In the study, published in American Journal of Human Genetics, scientists managed to extract DNA from five people buried in the ancient city of Sidon 3,700 years ago and sequence their entire genomes.

The Canaanites' genetic material was found to be 93% similar to that of 99 modern Lebanese. This, despite the fact that the region was conquered several times over the course of history, and not always by close neighbors.

The other 7% of modern Lebanese DNA originates from eastern Steppe peoples (modern-day Russia) and was not present in Bronze Age Canaanites or their ancestors.

In addition, the Bronze Age inhabitants of Sidon, a major Canaanite city-state in modern-day Lebanon, have the same genetic profile as people living 300 to 800 years earlier in present-day Jordan.

This evidence supports the idea that different Levantine cultural groups such as the Moabites, Israelites, and Phoenicians may have had a common genetic background, the authors said.

Researchers also determined that the genetic mixing of the Levantine and Iranian nations happened between 6,600 and 3,550 years ago.

Archaeologists at Sidon have been working for 19 years to unearth information about the ancient, but still inhabited, Lebanese city.

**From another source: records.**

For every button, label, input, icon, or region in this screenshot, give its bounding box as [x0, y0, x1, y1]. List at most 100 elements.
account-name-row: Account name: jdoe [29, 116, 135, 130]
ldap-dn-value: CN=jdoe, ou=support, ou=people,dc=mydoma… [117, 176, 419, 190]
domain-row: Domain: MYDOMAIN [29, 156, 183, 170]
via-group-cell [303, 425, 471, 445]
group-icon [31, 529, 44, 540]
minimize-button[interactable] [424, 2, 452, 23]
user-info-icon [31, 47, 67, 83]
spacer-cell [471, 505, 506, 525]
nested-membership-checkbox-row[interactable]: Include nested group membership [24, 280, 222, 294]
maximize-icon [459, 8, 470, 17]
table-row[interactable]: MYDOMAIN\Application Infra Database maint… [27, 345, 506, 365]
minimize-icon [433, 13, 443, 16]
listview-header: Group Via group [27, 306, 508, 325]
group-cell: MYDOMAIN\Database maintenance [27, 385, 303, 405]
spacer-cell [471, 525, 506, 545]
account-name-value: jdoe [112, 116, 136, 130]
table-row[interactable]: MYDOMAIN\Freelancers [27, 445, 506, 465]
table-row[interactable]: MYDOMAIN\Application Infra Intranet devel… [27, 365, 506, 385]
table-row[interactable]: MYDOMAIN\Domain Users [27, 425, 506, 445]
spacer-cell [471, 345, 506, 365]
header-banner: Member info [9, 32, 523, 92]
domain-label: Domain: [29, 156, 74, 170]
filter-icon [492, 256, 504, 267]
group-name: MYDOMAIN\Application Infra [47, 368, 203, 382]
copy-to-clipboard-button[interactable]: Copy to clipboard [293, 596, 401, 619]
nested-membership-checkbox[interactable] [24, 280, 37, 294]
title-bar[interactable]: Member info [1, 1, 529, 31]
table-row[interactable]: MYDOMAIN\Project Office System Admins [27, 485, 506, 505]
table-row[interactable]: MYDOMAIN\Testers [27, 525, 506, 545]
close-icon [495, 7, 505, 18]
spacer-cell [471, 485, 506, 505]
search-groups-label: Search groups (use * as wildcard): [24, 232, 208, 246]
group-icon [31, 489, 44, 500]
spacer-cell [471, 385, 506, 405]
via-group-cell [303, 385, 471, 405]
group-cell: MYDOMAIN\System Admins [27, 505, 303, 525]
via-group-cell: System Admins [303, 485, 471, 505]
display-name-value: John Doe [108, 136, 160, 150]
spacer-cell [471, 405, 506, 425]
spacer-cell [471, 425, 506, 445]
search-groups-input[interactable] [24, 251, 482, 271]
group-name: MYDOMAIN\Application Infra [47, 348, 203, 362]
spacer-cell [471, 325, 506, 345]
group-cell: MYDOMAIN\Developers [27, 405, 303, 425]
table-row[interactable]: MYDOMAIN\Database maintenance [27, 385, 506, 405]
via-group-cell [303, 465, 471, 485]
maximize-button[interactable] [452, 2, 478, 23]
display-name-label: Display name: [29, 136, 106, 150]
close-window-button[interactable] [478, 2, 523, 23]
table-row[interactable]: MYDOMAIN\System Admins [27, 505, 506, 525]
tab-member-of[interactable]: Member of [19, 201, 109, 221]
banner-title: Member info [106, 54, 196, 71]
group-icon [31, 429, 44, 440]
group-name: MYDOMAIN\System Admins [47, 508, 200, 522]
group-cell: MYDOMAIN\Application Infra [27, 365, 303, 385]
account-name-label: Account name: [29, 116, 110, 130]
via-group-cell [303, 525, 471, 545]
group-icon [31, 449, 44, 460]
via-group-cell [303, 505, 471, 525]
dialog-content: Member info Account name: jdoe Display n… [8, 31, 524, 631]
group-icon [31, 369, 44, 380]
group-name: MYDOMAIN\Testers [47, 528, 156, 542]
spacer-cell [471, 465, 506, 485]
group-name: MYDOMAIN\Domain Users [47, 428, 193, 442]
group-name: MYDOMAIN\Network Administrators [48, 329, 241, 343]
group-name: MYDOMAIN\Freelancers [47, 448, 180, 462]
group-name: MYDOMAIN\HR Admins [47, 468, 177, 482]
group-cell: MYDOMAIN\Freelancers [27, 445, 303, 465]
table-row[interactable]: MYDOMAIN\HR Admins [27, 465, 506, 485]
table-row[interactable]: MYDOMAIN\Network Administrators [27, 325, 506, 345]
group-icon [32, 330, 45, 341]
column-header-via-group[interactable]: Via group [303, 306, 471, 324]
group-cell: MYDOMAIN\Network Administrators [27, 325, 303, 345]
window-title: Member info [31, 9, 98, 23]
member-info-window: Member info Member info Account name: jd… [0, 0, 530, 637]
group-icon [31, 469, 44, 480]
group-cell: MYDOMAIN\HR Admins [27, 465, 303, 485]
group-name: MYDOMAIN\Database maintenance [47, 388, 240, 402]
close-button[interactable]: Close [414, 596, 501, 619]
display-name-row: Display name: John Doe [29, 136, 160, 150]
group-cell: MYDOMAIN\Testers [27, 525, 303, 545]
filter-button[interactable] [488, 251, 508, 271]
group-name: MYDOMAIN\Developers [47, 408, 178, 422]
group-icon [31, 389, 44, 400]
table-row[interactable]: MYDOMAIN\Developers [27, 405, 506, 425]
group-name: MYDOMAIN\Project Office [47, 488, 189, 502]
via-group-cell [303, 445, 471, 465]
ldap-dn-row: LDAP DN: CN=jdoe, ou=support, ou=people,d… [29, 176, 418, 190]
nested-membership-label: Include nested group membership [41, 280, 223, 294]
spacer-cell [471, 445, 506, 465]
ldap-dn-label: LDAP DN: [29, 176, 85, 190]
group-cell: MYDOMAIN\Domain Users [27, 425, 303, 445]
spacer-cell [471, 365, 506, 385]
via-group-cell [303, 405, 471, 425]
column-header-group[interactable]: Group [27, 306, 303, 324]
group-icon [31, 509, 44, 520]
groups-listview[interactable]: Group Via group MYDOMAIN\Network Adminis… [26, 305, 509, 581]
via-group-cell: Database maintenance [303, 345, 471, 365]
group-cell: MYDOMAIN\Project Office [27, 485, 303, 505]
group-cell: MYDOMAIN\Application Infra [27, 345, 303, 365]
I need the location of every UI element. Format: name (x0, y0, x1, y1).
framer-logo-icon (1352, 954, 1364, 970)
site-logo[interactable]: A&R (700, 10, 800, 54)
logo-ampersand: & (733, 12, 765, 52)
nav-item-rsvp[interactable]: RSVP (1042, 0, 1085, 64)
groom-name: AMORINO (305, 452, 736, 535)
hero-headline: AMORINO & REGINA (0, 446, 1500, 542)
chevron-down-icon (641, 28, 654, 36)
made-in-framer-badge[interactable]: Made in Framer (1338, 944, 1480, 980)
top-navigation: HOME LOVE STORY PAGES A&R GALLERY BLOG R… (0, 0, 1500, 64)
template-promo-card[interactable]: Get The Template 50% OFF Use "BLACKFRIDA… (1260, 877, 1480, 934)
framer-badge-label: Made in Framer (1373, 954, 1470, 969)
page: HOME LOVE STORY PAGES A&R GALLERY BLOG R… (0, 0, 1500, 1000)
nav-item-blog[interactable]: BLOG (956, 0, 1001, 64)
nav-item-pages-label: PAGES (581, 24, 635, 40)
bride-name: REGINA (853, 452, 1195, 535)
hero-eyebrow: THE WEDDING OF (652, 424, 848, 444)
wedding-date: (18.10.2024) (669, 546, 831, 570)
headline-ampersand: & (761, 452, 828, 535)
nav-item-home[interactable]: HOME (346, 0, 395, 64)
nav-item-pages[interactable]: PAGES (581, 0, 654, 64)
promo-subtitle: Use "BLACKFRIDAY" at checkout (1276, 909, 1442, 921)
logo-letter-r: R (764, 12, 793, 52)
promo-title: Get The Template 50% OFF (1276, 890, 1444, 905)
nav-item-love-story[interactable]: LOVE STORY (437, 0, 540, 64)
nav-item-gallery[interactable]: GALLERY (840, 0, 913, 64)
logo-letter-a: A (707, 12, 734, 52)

So far, the team has found 106 Canaanite burials, with children buried in jars and adults in sand.

Researcher Dr. Marc Haber of the Wellcome Trust Sanger Institute said, "The present-day Lebanese are likely to be direct descendants of the Canaanites, but they have in addition a small proportion of Eurasian ancestry that may have arrived via conquests by distant populations such as the Assyrians, Persians, or Macedonians."

He also said he was "pleasantly surprised" that they had been able to analyze DNA from 4,000 year old human remains buried in a hot and humid climate.

"For the first time we have genetic evidence for substantial continuity in the region, from the Bronze Age Canaanite population through to the present day," co-author Dr. Claude Doumet-Serhal and director of the Sidon excavation said.

"These results agree with the continuity seen by archaeologists. Collaborations between archaeologists and geneticists greatly enrich both fields of study and can answer questions about ancestry in ways that experts in neither field can answer alone.

"When Lebanon was founded in 1929, the Christians said, 'We are Phoenician.' The Muslims didn’t accept that and they said, 'No, we are Arab.'"

Ancient Canaan occupied all of modern-day Lebanon. Ancient Israel consisted of the southern extent of Canaanite settlement, as well as the southern portions of modern-day Syria and Lebanon, and nearly all of western Jordan. It did not, however, include the desert Arava region or Eilat.